Nod menggaruk kepalanya. Kali ini dia membersihkan rambutnya yang masih berbau lembap.

“Tidak perlu seekstrim itu juga,” jawab Nod.

“Kalau begitu jangan banyak tanya.”

“Tapi benda ini benar-benar hebat. Sekarang seluruh cairan sudah tidak lagi bersisa.” Nod mengelus pakaiannya penuh kekaguman.

“Jangan sebut apa pun dengan nama benda, benda aneh, atau sesuatu. Itu bisa menarik kecurigaan para atlic.”

Nod merengut. Baru kali ini dalam hidupnya, dia bisa ditegur oleh bocah ingusan penghuni kerajaan bawah laut ini.

Yunish melayang cepat meninggalkan menara stasiun klimatologi. Kali ini langit berwarna biru muda dengan sinar bergaris-garis yang redup. Awan putih bersemai lembut. Nod agak bingung dengan pemandangan tadi. Tapi dia tak mau mempermasalahkannya. Lebih baik dinikmati saja, pikirnya.

“Bukankah tadi masih pagi?” Nod seraya memandang ke langit yang biru, menjelang petang.

“Sehari di Luxavar sama dengan 12 jam di daratan,” jawab Fibrela.

“Jadi, kalian makan berapa kali sehari?” tanya Nod yang membuat Fibrela kesal lagi.

“Ternyata benar ya, penghuni daratan sangat menyukai proses makan.”

“Memangnya kenapa? Kalian punya waktu dua kali lebih cepat daripada di daratan. Wajar saja jika aku bertanya tentang hal yang vital ini.”

“Kami tidak memiliki jam makan yang tetap. Biasa kami makan dua kali sehari.” Fibrela menarik setirnya sambil sesekali meladeni komentar dari Nod.

“Berarti seharusnya umurmu menjadi lebih tua?” tanya Nod kembali dengan pertanyaan barunya.

“Tidak. Kami memiliki 60 hari dalam satu bulan,” jawab Fibrela.

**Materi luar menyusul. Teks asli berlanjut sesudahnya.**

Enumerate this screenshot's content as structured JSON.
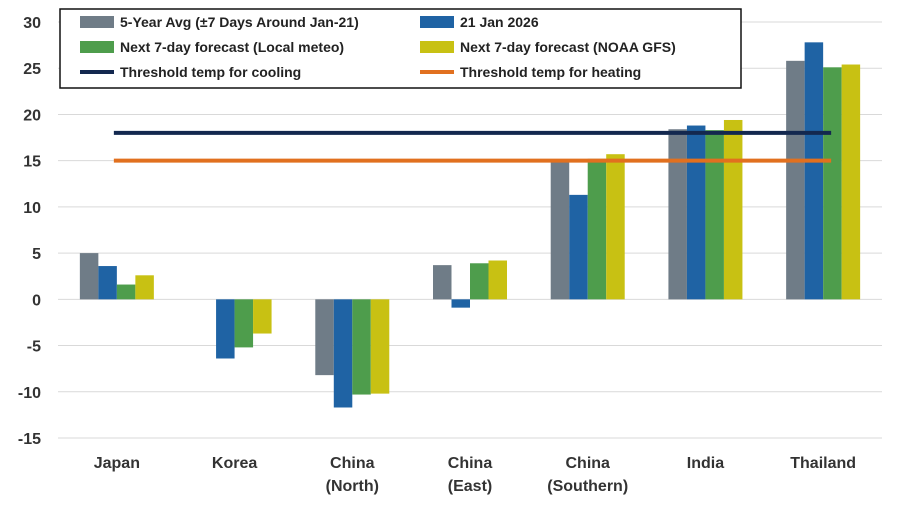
{
  "chart_data": {
    "type": "bar",
    "title": "",
    "xlabel": "",
    "ylabel": "",
    "ylim": [
      -15,
      30
    ],
    "yticks": [
      30,
      25,
      20,
      15,
      10,
      5,
      0,
      -5,
      -10,
      -15
    ],
    "grid": true,
    "legend_position": "top",
    "categories": [
      [
        "Japan"
      ],
      [
        "Korea"
      ],
      [
        "China",
        "(North)"
      ],
      [
        "China",
        "(East)"
      ],
      [
        "China",
        "(Southern)"
      ],
      [
        "India"
      ],
      [
        "Thailand"
      ]
    ],
    "series": [
      {
        "name": "5-Year Avg (±7 Days Around Jan-21)",
        "color": "#6f7c87",
        "values": [
          5.0,
          null,
          -8.2,
          3.7,
          15.0,
          18.4,
          25.8
        ]
      },
      {
        "name": "21 Jan 2026",
        "color": "#1f63a4",
        "values": [
          3.6,
          -6.4,
          -11.7,
          -0.9,
          11.3,
          18.8,
          27.8
        ]
      },
      {
        "name": "Next 7-day forecast (Local meteo)",
        "color": "#4e9d4c",
        "values": [
          1.6,
          -5.2,
          -10.3,
          3.9,
          15.2,
          18.3,
          25.1
        ]
      },
      {
        "name": "Next 7-day forecast (NOAA GFS)",
        "color": "#c8c113",
        "values": [
          2.6,
          -3.7,
          -10.2,
          4.2,
          15.7,
          19.4,
          25.4
        ]
      }
    ],
    "lines": [
      {
        "name": "Threshold temp for cooling",
        "color": "#13284f",
        "value": 18
      },
      {
        "name": "Threshold temp for heating",
        "color": "#e1701f",
        "value": 15
      }
    ]
  }
}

Yunish melaju pelan dan rendah mendekati pusat kota. Kali ini Louie yang mengemudikan yunish.

“Kita kembali ke Balorop lagi?” tanya Nod.

Fibrela berpikir sejenak sebelum akhirnya mengatakan, “Ya. Aku tidak punya waktu untuk ke xefle. Ada rapat penting yang harus kuhadiri dan aku belum menemukan Paerovy sampai sekarang.”

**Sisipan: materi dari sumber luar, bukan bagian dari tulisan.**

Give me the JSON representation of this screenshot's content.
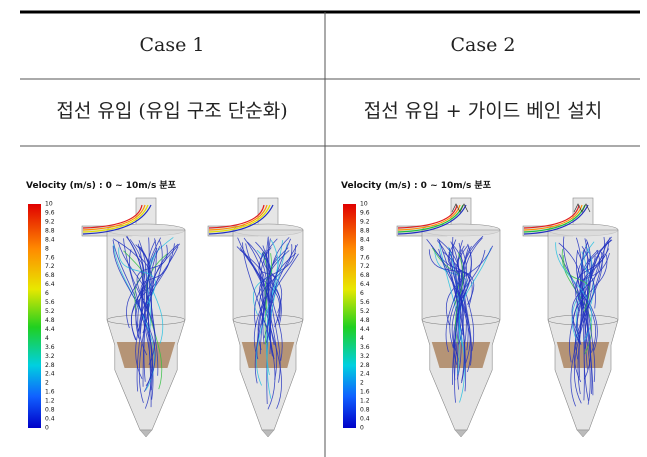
{
  "table": {
    "header": [
      "Case 1",
      "Case 2"
    ],
    "rows": [
      [
        "접선 유입 (유입 구조 단순화)",
        "접선 유입 + 가이드 베인 설치"
      ]
    ],
    "panels": [
      {
        "title": "Velocity (m/s) : 0 ~ 10m/s 분포",
        "legend_ticks": [
          10,
          9.6,
          9.2,
          8.8,
          8.4,
          8,
          7.6,
          7.2,
          6.8,
          6.4,
          6,
          5.6,
          5.2,
          4.8,
          4.4,
          4,
          3.6,
          3.2,
          2.8,
          2.4,
          2,
          1.6,
          1.2,
          0.8,
          0.4,
          0
        ]
      },
      {
        "title": "Velocity (m/s) : 0 ~ 10m/s 분포",
        "legend_ticks": [
          10,
          9.6,
          9.2,
          8.8,
          8.4,
          8,
          7.6,
          7.2,
          6.8,
          6.4,
          6,
          5.6,
          5.2,
          4.8,
          4.4,
          4,
          3.6,
          3.2,
          2.8,
          2.4,
          2,
          1.6,
          1.2,
          0.8,
          0.4,
          0
        ]
      }
    ]
  }
}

Nod mengangguk sambil menyeka bercak cairan jingga di celananya yang belum mau lepas walau sudah diusap berulang kali.

“Kau bisa membersihkan diri di ruanganku nanti,” timpal Fibrela yang sudah menebak ketidaknyamanan yang disiratkan Nod. Hanya sebagian tubuhnya yang berhasil dibersihkan dengan handuk pemberian Louie tadi.